You could also see how you can get involved in supporting a safe Pride event.

However you are celebrating Pride this year, remember that this is a time for reflection and progress. We all love a bit of rainbow merch, but consider whether this actually supports the community or acts as virtue signalling. Do your best to educate yourself and make sure you are a welcoming ally to LGBTQ+ people in your life.

Pride Events in East Anglia

Norwich Pride was born in 2009, with only a few hundred people in attendance. It has since grown to host thousands of attendees every year and is one of the biggest Pride events to stay fully free and accessible to all. 

Julie Bremner is one of the founders of Norwich Pride and has been involved with the event every year since. She said: “It isn’t always about being bigger. I want it to be free, accessible and for everyone to have a good time.”

This year Norwich Pride will be closing down Theatre Street for an all-day street party. There will be a maker’s market in Chantry Place, an art exhibition at Assembly House and the Pride Parade will leave City Hall at 13.00. Chapelfield Gardens will have entertainment, stalls and the Pride Show all afternoon and evening.  

One of Julie’s favourite moments at Norwich Pride each year is seeing the rainbow flag raised above Norwich Castle. Her goal in founding Pride was to turn Norwich rainbow. 

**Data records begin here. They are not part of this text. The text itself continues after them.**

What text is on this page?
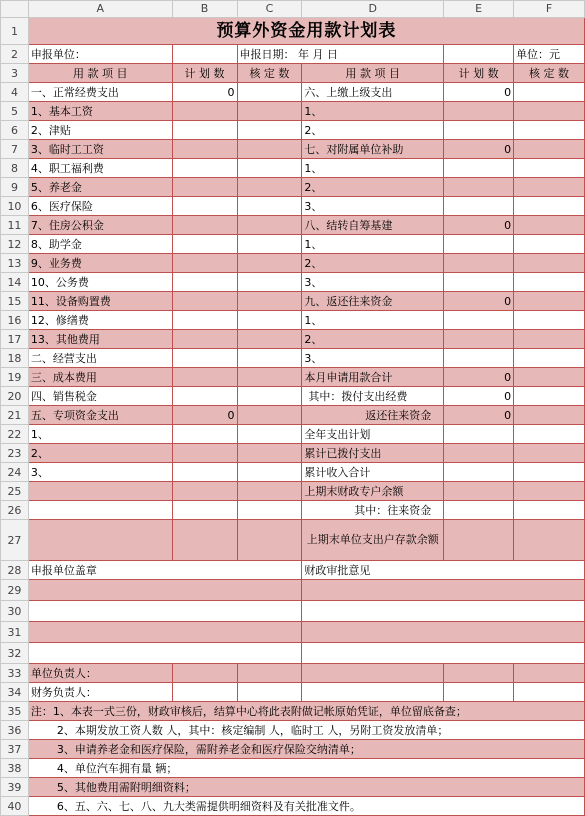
	A	B	C	D	E	F
1	预算外资金用款计划表					
2	申报单位：		申报日期： 年 月 日			单位：元
3	用 款 项 目	计 划 数	核 定 数	用 款 项 目	计 划 数	核 定 数
4	一、正常经费支出	0		六、上缴上级支出	0	
5	1、基本工资			1、		
6	2、津贴			2、		
7	3、临时工工资			七、对附属单位补助	0	
8	4、职工福利费			1、		
9	5、养老金			2、		
10	6、医疗保险			3、		
11	7、住房公积金			八、结转自筹基建	0	
12	8、助学金			1、		
13	9、业务费			2、		
14	10、公务费			3、		
15	11、设备购置费			九、返还往来资金	0	
16	12、修缮费			1、		
17	13、其他费用			2、		
18	二、经营支出			3、		
19	三、成本费用			本月申请用款合计	0	
20	四、销售税金			其中：拨付支出经费	0	
21	五、专项资金支出	0		返还往来资金	0	
22	1、			全年支出计划		
23	2、			累计已拨付支出		
24	3、			累计收入合计		
25				上期末财政专户余额		
26				其中：往来资金		
27				上期末单位支出户存款余额		
28	申报单位盖章			财政审批意见		
29						
30						
31						
32						
33	单位负责人：					
34	财务负责人：					
35	注：1、本表一式三份，财政审核后，结算中心将此表附做记帐原始凭证，单位留底备查；					
36	2、本期发放工资人数 人，其中：核定编制 人，临时工 人，另附工资发放清单；					
37	3、申请养老金和医疗保险，需附养老金和医疗保险交纳清单；					
38	4、单位汽车拥有量 辆；					
39	5、其他费用需附明细资料；					
40	6、五、六、七、八、九大类需提供明细资料及有关批准文件。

“It never ceases to amaze me when I see the impact,” Julie said. “I have a passion for putting in the time to create that impact.”

“I am really looking forward to celebrating our fabulously diverse LGBTQIA+ community with everyone in 2022 – back on the streets, marching together and being loud and proud,” Julie said. “Norwich Pride will always be a protest to me; we try to stay relevant by ensuring we reflect the issues we face as we continue to strive for equality. Raising the voices of trans people and empowering queer people of colour will always be central to our work. We try and ensure this is reflected in the event we organise and hope everyone will join us in Norwich on Saturday 30 July 2022.”

Kings Lynn and West Norfolk Pride will take place on 20 August in Kings Lynn. The annual event promises to be bigger and better than ever with live entertainment, stalls and a parade. 

The event will culminate with Pride in the Park, a party and celebration of the LGBTQ+ community in West Norfolk. Wristbands are now on sale in several locations, with each purchase directly supporting the cost of hosting Pride events.

Great Yarmouth Pride’s “One World, One Heart, One Pride” event will take place on Saturday 3 September. 

“This year the parade will make its way along the seafront before turning up through the town transforming Great Yarmouth into a glorious sea of colour,” organisers said.

The parade will culminate with a ticketed, staged event. This will pay tribute to to Kevin Cantwell who died earlier this year and was known for his drag act Alexis St Clair. The event will feature acts, food stalls and bars.